C. QUELQUES PRÉCISIONS APPORTÉES AU RÉGIME DE LA VÉRIFICATION DU DROIT À LA CIRCULATION ET AU SÉJOUR
L'article premier du projet de loi modifie l'article L. 611-1 du CESEDA afin d'étendre le champ des contrôles d'identité à la suite desquels un étranger doit être en mesure de présenter les pièces et documents sous couvert desquels il est autorisé à circuler et séjourner en France : les contrôles de véhicules effectuées à la demande du procureur de la République, en particulier aux fins de recherche et de poursuite des actes de terrorisme, pourront ainsi également donner lieu à une vérification des titres de circulation et de séjour.
Cet article assure également la conformité des dispositions de l'article L 611-1 à la jurisprudence de la CJUE, selon laquelle les contrôles d'identité ne doivent pas s'assimiler à des contrôles frontaliers, proscrits par Schengen : dans les zones frontalières, ces contrôles devront ainsi se dérouler de manière non systématique et pendant une durée maximale de six heures .
D. LA RESTRICTION DU CHAMP DU « DÉLIT DE SOLIDARITÉ »
A ces dispositions visant à adapter notre droit à l'évolution du droit communautaire, le Gouvernement a souhaité adjoindre des dispositions destinées à restreindre le champ du délit d'aide à l'entrée et au séjour irréguliers.
Afin de dissuader et de punir sévèrement les personnes qui font du trafic de migrants une activité lucrative, notre droit punit de peines élevées (cinq ans d'emprisonnement et 30 000 euros d'amende, ces peines étant portées à dix ans d'emprisonnement et 750 000 euros d'amende en cas de circonstances aggravantes) le fait de faciliter ou de tenter de faciliter l'entrée, la circulation ou le séjour irréguliers d'un étranger en France.
Ces dispositions, destinées à lutter contre les filières d'immigration clandestine, sont très critiquées par les associations humanitaires engagées dans l'assistance aux étrangers sans-papiers et dont certains membres ont pu, sur le fondement de ces dispositions, être interpellés, placés en garde à vue, poursuivis, voire dans quelques cas condamnés par un tribunal correctionnel.
En effet, en l'état du droit, seuls certains membres de la famille de l'étranger ou les personnes confrontées à un état de nécessité, tel que le définit le code pénal, sont protégées contre toutes poursuites pénales.
Accédant à une revendication fort légitime des associations, l'article 8 du projet de loi propose d'élargir significativement le champ des immunités pénales applicables à ce délit, d'une part, aux membres de la famille du conjoint de l'étranger, et, d'autre part, aux associations humanitaires apportant une aide désintéressée aux étrangers sans-papiers.
Ces modifications sont également apportées aux diverses ordonnances définissant le droit des étrangers applicables à Wallis et Futuna, en Polynésie française et en Nouvelle-Calédonie (articles 9 à 11).
En revanche, elles ne sont pas étendues à Mayotte.
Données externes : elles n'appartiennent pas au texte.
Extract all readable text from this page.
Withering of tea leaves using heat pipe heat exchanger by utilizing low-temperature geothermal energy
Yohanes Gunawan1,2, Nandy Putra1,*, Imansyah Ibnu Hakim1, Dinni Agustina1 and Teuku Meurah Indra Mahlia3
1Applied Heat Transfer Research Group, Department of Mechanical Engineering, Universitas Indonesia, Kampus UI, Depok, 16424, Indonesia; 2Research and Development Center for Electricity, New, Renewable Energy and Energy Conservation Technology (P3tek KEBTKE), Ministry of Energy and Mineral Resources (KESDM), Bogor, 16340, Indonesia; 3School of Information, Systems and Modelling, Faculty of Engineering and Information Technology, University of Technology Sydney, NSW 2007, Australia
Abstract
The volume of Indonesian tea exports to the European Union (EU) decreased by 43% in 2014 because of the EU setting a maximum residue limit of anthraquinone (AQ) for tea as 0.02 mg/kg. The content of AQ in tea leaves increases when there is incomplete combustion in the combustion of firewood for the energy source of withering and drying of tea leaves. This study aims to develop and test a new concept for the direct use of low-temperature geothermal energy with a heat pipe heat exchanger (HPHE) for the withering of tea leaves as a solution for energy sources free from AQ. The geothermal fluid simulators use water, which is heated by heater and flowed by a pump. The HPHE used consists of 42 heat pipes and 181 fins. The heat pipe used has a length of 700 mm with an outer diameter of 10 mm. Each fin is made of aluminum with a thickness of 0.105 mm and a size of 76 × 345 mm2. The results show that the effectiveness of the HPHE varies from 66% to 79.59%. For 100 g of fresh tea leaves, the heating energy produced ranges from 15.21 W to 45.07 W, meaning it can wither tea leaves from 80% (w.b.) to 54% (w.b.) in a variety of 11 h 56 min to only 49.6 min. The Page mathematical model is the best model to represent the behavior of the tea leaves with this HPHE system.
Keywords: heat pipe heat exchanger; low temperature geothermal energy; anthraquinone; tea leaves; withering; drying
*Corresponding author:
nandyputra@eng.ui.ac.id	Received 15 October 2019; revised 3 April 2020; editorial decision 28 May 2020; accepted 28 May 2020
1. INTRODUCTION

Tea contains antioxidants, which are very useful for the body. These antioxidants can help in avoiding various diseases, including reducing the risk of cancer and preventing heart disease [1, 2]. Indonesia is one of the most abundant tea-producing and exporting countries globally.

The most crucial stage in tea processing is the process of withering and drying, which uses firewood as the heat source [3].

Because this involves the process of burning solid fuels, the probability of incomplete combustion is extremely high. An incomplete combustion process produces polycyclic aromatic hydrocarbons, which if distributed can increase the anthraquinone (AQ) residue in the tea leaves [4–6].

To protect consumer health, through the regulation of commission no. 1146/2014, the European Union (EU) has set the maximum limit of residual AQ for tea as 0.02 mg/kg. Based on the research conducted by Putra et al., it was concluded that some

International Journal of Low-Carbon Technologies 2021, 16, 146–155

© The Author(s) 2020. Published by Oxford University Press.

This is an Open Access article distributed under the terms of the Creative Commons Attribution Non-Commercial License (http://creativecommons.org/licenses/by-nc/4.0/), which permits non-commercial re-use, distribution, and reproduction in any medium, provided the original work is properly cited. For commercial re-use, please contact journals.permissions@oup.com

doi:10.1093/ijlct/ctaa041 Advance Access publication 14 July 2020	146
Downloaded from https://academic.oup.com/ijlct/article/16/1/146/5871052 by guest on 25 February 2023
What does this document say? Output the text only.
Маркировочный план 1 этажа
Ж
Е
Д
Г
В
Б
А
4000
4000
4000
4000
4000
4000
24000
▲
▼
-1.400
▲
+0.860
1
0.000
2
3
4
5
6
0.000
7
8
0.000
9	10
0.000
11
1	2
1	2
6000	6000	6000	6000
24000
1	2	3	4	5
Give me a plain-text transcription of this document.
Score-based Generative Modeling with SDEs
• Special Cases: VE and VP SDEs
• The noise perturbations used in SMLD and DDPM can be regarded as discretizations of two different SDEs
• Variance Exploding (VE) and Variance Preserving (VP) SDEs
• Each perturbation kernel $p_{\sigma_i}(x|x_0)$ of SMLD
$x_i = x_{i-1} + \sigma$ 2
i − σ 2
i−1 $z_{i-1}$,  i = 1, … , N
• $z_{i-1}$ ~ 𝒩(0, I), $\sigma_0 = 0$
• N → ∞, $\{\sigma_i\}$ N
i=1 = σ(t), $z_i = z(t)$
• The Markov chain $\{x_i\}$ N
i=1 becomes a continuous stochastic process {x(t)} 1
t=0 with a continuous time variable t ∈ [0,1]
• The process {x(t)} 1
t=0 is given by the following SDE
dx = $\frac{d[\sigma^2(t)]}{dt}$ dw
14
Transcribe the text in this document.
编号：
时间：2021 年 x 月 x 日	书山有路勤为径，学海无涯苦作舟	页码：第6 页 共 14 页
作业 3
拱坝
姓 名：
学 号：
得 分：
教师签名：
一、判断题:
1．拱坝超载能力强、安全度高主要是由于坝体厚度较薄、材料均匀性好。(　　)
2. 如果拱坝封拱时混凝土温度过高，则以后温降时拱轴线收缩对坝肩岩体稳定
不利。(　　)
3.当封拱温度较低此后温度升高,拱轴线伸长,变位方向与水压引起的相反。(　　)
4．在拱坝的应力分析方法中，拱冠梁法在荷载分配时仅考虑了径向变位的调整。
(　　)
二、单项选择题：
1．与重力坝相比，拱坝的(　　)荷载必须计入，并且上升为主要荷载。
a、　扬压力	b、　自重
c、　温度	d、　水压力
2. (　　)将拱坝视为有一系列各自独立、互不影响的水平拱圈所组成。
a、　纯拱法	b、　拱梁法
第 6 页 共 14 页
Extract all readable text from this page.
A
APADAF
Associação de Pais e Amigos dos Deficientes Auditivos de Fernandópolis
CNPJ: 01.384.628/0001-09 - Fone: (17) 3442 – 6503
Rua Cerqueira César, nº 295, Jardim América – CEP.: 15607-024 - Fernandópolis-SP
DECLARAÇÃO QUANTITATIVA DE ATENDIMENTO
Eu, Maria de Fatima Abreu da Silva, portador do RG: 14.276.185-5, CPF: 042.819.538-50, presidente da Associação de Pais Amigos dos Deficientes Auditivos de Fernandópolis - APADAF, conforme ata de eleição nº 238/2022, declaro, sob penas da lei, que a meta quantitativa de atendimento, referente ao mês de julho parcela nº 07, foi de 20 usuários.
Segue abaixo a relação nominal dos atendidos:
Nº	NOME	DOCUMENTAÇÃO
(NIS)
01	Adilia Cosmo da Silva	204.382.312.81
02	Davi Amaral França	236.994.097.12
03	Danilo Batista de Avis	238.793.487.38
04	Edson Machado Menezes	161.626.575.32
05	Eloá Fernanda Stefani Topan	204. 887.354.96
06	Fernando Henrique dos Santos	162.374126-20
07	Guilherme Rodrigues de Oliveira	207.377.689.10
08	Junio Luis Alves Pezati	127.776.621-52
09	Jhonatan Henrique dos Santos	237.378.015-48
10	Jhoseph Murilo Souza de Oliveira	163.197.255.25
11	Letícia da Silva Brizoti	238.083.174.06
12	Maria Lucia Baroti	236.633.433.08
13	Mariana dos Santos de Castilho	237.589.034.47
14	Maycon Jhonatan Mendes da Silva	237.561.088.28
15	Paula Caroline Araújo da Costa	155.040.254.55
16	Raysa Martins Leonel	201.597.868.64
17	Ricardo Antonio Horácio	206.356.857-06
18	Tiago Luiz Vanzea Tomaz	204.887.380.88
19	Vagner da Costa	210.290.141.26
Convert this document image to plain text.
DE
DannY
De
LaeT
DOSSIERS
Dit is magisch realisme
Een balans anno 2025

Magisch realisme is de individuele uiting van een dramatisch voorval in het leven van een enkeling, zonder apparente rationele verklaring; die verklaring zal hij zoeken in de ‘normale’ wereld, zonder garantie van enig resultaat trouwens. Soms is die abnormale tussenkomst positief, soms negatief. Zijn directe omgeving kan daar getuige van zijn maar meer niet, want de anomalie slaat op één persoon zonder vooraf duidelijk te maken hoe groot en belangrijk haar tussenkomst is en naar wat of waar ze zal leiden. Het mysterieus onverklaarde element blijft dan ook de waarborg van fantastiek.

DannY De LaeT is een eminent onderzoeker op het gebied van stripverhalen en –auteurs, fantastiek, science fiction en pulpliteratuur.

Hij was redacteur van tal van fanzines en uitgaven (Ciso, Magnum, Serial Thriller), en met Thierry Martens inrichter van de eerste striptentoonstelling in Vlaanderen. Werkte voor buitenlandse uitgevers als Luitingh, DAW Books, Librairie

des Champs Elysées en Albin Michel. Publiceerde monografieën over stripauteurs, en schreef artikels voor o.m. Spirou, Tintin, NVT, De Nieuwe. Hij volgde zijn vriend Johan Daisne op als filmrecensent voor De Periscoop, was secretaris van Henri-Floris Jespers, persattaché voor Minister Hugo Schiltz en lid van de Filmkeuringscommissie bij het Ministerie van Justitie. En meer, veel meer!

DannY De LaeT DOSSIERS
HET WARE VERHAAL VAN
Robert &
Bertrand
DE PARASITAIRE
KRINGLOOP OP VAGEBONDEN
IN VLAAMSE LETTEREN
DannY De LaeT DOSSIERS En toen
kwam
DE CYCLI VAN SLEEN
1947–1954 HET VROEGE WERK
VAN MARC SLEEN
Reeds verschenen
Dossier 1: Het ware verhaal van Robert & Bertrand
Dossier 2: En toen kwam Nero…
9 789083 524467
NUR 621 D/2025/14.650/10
Cette omission ne résulte pas d'une intention délibérée du Gouvernement de ne pas appliquer à ce département d'outre-mer, dont le droit des étrangers demeure pour l'instant régi par un texte spécifique, les immunités pénales créées par l'article 8 du projet de loi. Le projet de loi relatif à la régulation économique outre-mer et portant diverses dispositions relatives aux outre-mer, actuellement discuté par le Parlement, prévoit en effet, dans son article 9, d'habiliter le Gouvernement sur le fondement de l'article 38 de la Constitution à adapter par ordonnance le droit des étrangers applicable à Mayotte. L'entrée en vigueur de ce projet de loi, qui interviendra sans doute avant le présent projet de loi, aura pour effet de dessaisir le législateur pendant le temps de l'habilitation. Il appartiendra donc au Parlement, saisi du projet de loi de ratification des ordonnances, de vérifier que les dispositions relatives à la restriction du champ du délit d'aide à l'entrée et au séjour irréguliers prévues par le présent projet de loi sont bien également applicables à Mayotte.